Me despedí de mi compañera de piso, una chica navarra que había llegado a Brighton para mejorar su nivel de inglés y trabajaba en un restaurante. Habíamos llegado cargadas de ilusión a Inglaterra y conectamos desde el principio. Intenté convencerla para que ella también volviera a casa, pues estaba muy expuesta en uno de los restaurantes más concurridos de Brighton. Gente de todo el mundo pasaba por allí. Cada día bromeábamos con el maldito bicho.

Por fin subí al tren que me llevaría al aeropuerto de Gatwick y empecé a sentir escalofríos. Tenía mal cuerpo. “¿Tendría el virus?”. Estaba agotada mental y físicamente por el ajetreo de los últimos días, enviando cajas con ropa de vuelta a Granada, recogiendo la casa y arreglando papeleos en el colegio. Y me aferré al teléfono móvil, como un salvavidas. Era la única vía de comunicación con mi familia, a pesar de que estaba a muchos kilómetros de casa. Escuchar su voz siempre era un alivio.

"Nos alegramos de ser nosotros los que podamos llevarles de vuelta a sus hogares. Son momentos difíciles y sentimos las molestias que tienen que experimentar en este vuelo tan atípico. Deseamos que pronto estén con los suyos"

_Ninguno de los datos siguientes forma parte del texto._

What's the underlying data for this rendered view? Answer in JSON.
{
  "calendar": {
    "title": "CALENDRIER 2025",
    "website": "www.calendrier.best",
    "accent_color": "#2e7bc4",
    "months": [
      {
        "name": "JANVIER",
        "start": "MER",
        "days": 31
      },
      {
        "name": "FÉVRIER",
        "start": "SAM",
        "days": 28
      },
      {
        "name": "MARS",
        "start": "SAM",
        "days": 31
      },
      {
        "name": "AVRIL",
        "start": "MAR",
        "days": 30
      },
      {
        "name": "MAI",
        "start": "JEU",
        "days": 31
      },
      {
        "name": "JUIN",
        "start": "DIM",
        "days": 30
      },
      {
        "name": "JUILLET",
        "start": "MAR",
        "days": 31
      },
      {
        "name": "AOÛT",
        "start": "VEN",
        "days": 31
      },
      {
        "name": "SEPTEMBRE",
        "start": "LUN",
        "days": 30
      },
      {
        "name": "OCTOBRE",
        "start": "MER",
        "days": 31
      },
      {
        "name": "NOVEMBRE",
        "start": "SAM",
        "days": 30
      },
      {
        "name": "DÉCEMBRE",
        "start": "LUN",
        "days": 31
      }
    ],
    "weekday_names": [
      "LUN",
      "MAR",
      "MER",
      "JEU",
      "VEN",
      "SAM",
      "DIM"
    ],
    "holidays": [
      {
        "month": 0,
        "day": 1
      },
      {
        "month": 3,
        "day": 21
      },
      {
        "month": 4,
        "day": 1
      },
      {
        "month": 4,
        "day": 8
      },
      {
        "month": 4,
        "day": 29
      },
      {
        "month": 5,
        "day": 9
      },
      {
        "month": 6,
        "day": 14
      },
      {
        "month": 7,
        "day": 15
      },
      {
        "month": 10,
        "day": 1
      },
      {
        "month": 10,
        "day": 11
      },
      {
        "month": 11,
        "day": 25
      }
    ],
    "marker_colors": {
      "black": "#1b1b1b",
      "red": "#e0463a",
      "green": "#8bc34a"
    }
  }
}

El aeropuerto de Gatwick presentaba un aspecto desolador. El segundo aeropuerto más grande del Reino Unido estaba absolutamente muerto. Tan sólo unos cuantos transeúntes con mascarillas, esperaban pacientes la hora de su vuelo. La mayoría de las tiendas estaban cerradas y la megafonía del aeropuerto era la única banda sonora de aquel centro neurálgico del mundo, que ahora quedaba en silencio. Aviones aparcados en pista y sin permiso de vuelo, pues a ese bichito le gustaba conocer mundo. Tan solo 50 pasajeros en un avión con capacidad para 300. La mayoría andaluces, deduje por el acento. Un pasajero por cada fila de asientos. Nadie habló durante el vuelo, ni siquiera sé si respiraban. Desde luego, si algo se respiraba, era tensión. Un vuelo atípico, con muchas manos metidas en los bolsillos y evitando rozarnos con nada. Ni murmullos, ni conversaciones de fondo. Alejados más de dos metros, tampoco había mucha opción de hablar. La azafata dio la bienvenida a los pasajeros que estábamos dormidos y exhaustos: “Nos alegramos de ser nosotros los que podamos llevarles de vuelta a sus hogares. Son momentos difíciles y sentimos las molestias que tienen que experimentar en este vuelo tan atípico. Deseamos que pronto estén con los suyos”.